When I think about doing it with computer programs, two questions arise.
First question: Would an AI that was capable of understanding that it was in a Newcomb situation also be capable of figuring out the right thing to do?
In other words, do we need to include a “TDT special sauce” from the beginning, in the makeup of such a program, in order for it to discover the merits of one-boxing; or is a capacity for ordinary causal reasoning, coupled with the capacity to represent the defining elements of Newcomb’s problem, enough for an independent discovery of these ideas?
Second question: How does Omega get its knowledge of the player’s dispositions, and does this make any difference to the situation? (And we can also ask how the player knows that Omega has the power of prediction!)
If omega() and player() are two agents running in the same computer, the easiest way for omega() to predict player()’s behavior is just to simulate player(). omega() would then enact the game twice. First, it would start a copy of player() running, telling it (falsely) that it had predicted its choice, and then it would see the choice it made under such conditions. Then, omega() would play the game for real with the original(?) player(), now telling it (truthfully) that it has a prediction for its choice (due to the simulation of the game situation that had just been performed).
For certain types of player(), explicit simulation should not be necessary. If player() always does the same thing, completely unaffected by initial conditions and without any cognitive process, omega() can just inspect the source code. If player() has a simple decision procedure, something less than full simulation may also be sufficient. But full simulation of the game, including simulation of the beginning, where player() is introduced to the situation, should surely be sufficient, and for some cases (some complex agents) it will be necessary.
cousin_it’s scenario is a step down this path—world() corresponds to omega(), agent() to player(). But its agents, world() at least, lack the cognitive structure of real decision-makers. world() and agent() are functions whose values mimic the mutual dependency of Newcomb’s Omega and a TDT agent, and agent() has a decision procedure, though it’s just a brute-force search (and it requires access to world()’s source, which is unusual). But to really have confidence that TDT was the right approach in this situation, and that its apparent success was not just an artefact arising (e.g.) from more superficial features of the scenario, I need both omega() and player() to explicitly be agents that reason on the basis of evidence.

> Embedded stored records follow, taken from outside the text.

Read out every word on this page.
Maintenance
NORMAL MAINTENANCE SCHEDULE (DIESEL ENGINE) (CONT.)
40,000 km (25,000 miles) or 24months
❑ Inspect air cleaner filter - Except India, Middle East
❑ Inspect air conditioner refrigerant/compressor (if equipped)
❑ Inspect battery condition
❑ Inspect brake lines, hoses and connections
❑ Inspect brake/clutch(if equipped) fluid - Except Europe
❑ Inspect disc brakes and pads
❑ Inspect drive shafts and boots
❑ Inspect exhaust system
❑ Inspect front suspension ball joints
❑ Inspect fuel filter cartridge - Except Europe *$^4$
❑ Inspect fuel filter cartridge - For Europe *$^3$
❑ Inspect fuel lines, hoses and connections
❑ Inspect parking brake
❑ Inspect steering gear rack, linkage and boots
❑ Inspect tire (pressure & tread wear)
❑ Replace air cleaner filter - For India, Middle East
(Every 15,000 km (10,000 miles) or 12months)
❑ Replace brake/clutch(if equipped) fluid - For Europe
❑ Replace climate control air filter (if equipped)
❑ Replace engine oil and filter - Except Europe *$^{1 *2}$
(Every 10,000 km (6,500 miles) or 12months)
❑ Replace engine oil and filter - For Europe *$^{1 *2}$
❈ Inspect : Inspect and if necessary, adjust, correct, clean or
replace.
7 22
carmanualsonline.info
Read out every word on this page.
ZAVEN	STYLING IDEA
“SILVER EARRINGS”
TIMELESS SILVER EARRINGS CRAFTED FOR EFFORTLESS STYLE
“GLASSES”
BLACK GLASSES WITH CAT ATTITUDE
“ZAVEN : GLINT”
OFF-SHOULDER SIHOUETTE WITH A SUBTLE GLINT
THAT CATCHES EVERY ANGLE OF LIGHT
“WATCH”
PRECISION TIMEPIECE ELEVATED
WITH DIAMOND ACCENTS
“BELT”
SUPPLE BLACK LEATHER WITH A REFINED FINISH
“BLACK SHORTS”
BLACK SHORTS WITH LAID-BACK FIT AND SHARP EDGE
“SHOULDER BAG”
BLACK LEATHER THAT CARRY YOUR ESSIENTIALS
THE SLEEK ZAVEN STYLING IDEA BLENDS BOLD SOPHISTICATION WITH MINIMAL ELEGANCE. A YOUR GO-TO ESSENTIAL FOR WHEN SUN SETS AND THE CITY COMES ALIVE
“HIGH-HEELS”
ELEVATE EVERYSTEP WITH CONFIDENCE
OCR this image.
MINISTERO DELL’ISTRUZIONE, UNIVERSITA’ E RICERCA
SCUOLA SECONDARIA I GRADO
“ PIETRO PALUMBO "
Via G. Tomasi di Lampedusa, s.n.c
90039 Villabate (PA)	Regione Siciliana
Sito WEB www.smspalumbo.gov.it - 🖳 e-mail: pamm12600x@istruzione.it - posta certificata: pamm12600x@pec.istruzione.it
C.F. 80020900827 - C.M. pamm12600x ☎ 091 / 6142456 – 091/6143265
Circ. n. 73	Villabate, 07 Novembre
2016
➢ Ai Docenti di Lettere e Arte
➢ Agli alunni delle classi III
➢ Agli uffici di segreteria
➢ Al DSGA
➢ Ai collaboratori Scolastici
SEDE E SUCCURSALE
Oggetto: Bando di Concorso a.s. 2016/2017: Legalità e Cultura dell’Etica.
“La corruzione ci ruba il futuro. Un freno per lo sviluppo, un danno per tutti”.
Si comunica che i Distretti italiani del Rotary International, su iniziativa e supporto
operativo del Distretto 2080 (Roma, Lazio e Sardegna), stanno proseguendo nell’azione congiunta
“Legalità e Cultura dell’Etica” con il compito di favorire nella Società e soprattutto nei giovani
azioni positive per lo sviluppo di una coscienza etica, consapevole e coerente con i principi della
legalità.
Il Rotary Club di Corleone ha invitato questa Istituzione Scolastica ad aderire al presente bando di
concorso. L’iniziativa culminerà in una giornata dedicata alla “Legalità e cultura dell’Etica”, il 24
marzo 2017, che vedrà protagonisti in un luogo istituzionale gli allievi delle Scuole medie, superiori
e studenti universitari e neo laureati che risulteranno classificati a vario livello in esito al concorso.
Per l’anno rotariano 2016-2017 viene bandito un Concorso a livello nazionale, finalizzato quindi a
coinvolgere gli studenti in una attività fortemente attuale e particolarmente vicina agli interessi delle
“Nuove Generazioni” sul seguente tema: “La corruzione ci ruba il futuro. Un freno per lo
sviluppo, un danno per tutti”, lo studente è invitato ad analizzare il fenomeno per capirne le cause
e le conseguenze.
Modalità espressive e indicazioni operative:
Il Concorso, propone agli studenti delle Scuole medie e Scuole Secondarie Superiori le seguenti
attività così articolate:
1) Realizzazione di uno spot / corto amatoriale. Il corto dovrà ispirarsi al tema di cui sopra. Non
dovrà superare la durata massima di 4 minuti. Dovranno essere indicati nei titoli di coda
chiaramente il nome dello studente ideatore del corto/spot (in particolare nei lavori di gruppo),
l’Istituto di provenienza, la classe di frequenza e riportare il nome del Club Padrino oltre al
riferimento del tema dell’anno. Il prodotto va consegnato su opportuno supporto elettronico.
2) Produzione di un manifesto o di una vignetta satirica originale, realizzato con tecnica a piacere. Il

If we return now to the scenario of human beings playing this game with each other, with one human player being a “fallible Omega”… we do at least know that humans are agents that reason on the basis of evidence. But here, what we’d want to show is that any success of TDT among human beings actually resulted because of evidence-based cognition, rather than from (e.g.) “coordination due to common concepts”, as I suggested in the first paragraph.
This is basically what EY discusses in pp. ~27-37 of the thesis he posted, where he poses it as the difference between optimality on action-determined problems (in which ordinary causal reasoning suffices to win) and optimality on decision-determined problems (on which ordinary causal reasoning loses, and you have to incorporate knowledge of “what kind of being makes this decision”).
Of course, if player() is sentient, doing so would require omega() to create and destroy a sentient being in order to model player().